Araştırmacılar, insanların politika dışındaki diğer çeşitli alanlarda da inanç üstünlüğü iddiasında bulunduklarını belirtiyor. Bu alanlar arasında çevre, din, ilişki anlaşmazlıkları ve hatta görgü kuralları ve kişisel tercihler gibi nispeten önemsiz konular da bulunuyor.
“Mütevazi katılımcılar bazen sahip oldukları bilgileri hafife bile almıştı ancak inanç üstünü kişiler, gerçekte olduğundan çok daha fazla şey bildiklerini düşünmeye eğilimliydiler…”
Araştırmada, siyasi inanç üstünlüğü hakkındaki iki kilit soruya cevap bulmak amacıyla birkaç çalışma kullanıldı. Bu sorular şöyleydi: Kendi inançlarının daha üstün konumda olduğunu düşünen insanlar, hakkında daha üstün hissettikleri konularda daha fazla bilgiye mi sahip?

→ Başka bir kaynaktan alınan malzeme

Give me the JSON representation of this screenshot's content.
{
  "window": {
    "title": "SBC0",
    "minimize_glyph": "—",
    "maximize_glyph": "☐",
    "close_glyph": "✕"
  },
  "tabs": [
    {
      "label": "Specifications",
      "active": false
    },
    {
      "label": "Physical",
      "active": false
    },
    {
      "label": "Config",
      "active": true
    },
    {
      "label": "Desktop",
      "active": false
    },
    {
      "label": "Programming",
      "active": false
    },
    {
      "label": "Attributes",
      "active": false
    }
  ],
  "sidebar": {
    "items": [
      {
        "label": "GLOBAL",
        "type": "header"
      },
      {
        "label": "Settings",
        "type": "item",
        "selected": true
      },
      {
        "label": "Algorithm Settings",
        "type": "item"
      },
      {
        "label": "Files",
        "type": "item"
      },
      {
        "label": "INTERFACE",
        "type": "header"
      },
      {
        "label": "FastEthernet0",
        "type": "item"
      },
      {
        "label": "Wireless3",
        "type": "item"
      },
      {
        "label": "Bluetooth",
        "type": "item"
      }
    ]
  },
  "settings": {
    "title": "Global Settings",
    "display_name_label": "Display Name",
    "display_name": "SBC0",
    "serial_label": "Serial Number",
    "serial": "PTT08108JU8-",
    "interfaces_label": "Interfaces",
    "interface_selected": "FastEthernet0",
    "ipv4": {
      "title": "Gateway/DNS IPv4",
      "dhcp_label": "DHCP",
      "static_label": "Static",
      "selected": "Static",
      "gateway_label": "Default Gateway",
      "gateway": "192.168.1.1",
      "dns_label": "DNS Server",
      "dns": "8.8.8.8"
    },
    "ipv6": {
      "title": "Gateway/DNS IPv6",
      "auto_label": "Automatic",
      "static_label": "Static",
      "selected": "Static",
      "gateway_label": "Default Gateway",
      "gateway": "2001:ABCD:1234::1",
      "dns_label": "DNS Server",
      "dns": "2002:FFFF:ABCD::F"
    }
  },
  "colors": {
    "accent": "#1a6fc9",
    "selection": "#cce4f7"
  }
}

Ve inanç üstünü kişiler, yeni bilgiler ararken daha üstün taktikler mi kullanıyorlar?
Katılımcılar ilk soruya cevap vermek için, çeşitli siyasi konular hakkındaki inançlarını ve inanç üstünlüğü düşüncülerini anlattılar.
Araştırmacılar bu kişilere, bu konular hakında ne kadar şey bildiklerini düşündüklerini sordular ve sonra onları, bu konular hakkındaki gerçek bilgilerinin test edildiği bilgi sınavlarına soktular.

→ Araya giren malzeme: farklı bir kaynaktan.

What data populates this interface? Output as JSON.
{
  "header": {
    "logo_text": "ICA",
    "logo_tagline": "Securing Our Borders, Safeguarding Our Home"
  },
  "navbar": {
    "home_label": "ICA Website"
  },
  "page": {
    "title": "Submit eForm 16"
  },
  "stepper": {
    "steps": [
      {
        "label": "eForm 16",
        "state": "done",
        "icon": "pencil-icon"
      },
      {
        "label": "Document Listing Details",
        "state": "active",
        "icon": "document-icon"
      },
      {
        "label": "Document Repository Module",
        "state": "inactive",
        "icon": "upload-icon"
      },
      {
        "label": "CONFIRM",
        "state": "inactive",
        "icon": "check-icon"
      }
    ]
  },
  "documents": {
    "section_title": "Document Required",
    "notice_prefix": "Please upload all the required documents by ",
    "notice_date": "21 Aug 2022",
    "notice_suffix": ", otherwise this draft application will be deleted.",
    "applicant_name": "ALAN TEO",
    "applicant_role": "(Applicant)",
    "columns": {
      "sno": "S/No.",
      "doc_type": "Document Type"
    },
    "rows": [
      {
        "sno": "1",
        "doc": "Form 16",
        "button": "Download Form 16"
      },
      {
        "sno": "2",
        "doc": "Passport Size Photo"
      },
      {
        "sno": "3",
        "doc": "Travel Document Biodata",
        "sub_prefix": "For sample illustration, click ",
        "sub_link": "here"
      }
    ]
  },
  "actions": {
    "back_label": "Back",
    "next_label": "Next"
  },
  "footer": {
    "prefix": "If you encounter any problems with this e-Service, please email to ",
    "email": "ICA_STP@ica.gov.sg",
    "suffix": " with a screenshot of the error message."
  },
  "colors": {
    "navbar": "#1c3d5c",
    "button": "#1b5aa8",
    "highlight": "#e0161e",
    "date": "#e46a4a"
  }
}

Altı çalışmada ve çeşitli siyasi konularda, inanç üstünlüğü yüksek olan kişiler, bu konular hakkında epey bir şey bildiklerini düşünmüşlerdi.
Ancak, insanların sahip olduklarını zannettiği bilgiler, insanların sahip oldukları gerçek bilgilerle karşılaştırıldığı zaman, inanç üstünü insanların sahip oldukları bilgileri sürekli abarttıkları bulundu.

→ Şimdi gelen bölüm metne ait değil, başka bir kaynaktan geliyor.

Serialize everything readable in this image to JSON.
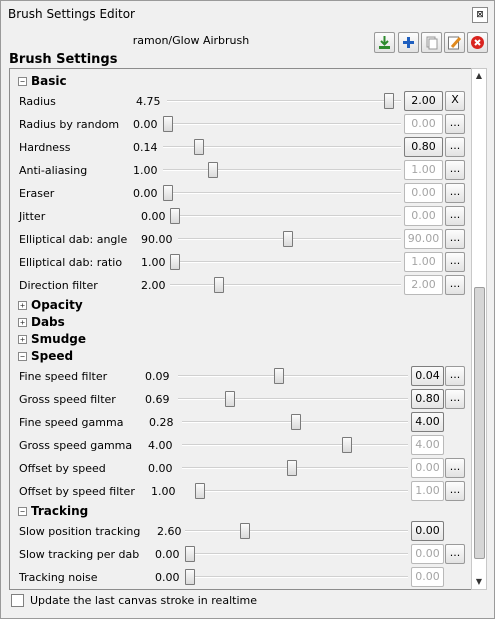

Çalışmanın baş yazarı, Michigan Üniversitesinde psikoloji yüksek lisansı yapan Michael Hall şöyle söylüyor: “Daha mütevazi olan katılımcılar, bazen sahip oldukları bilgileri hafife bile almıştı ancak inanç üstünü kişiler, gerçekte olduğundan çok daha fazla şey bildiklerini düşünmeye eğilimliydiler.”
Araştırmacılar ikinci soru için katılımcılara siyasi bir konu hakkında haber makaleleri sundular ve okumak istedikleri makaleleri seçmelerini söylediler.
Makalelerin yarısı, katılımcıların kendi bakış açısını desteklerken, diğer yarısı da onların görüşlerine karşı çıkıyordu.
İnanç üstünü insanların, mütevazi benzerleriyle karşılaştırıldıklarında, kendi inançlarını destekleyen bilgileri seçmeleri daha muhtemel durumdaydı.
Dahası, peşin hükümlü bilgi aradıklarının farkındaydılar: Araştırmacılar onlara hangi tür makaleleri seçtiklerini sorduğunda, kendi inançlarını destekleyen makalelere karşı önyargılı şekilde davrandıklarını hemen itiraf etmişlerdi.
“Eğer inanç üstünü kişiler dengeli bir bilgi serisini arama eğilimi gösterseydi, konunun her iki tarafı hakkında da düşünüp taşınarak, eleştirel şekilde düşünerek kendi inanç üstünlüklerine ulaştıklarını iddia edebilirlerdi diye düşünüyoruz” diyor Hall.
Bunun yerine araştırmacılar, bu bireylerin kendi görüşlerini destekleyen bilgileri kuvvetli bir şekilde tercih ettiklerini buldular. Bu durum, muhtemelen bu kişilerin sahip oldukları bilgileri geliştirme fırsatlarını kaçırdığını akla getiriyor.
Peki insanlar neden karşı görüşlerden kaçınıyor görünüyorlar? Araştırmacılar, bazı insanlar her zaman kendilerinin haklı olduğunda ısrar etseler de, önemli olduğunu düşündüğümüz inançlarımız onayladığında hepimizin iyi hissettiğini iddia ediyor.
Diğer bir ifadeyle, kişi güçlü bir inanca sahip olduğunda ve bu inanç kişinin kimliğine veya değerlerine bağlı olduğunda veya kişi bu inanca, ahlakî bir haklı olma düşüncesiyle sahip olduğunda, insanların kendilerini inançlarına meydan okuyan bilgi ve insanlardan uzak tutması daha muhtemel oluyor.
Çalışmanın eş yazarı, kamu yararı gözeten politikalar yardımcı profesörü Kaitlin Raimi şöyle söylüyor: “İnançlarınızın doğrulanması, kendinizi iyi hissettirir. Oysa inançlarınıza meydan okunması, rahatsızlık oluşturur ve bu rahatsızlık, inançlarınız güçlüyse ve sizin için önemliyse genelde artar.”
Bulgular, Journal of Experimental Social Psychology bülteninde sunuldu.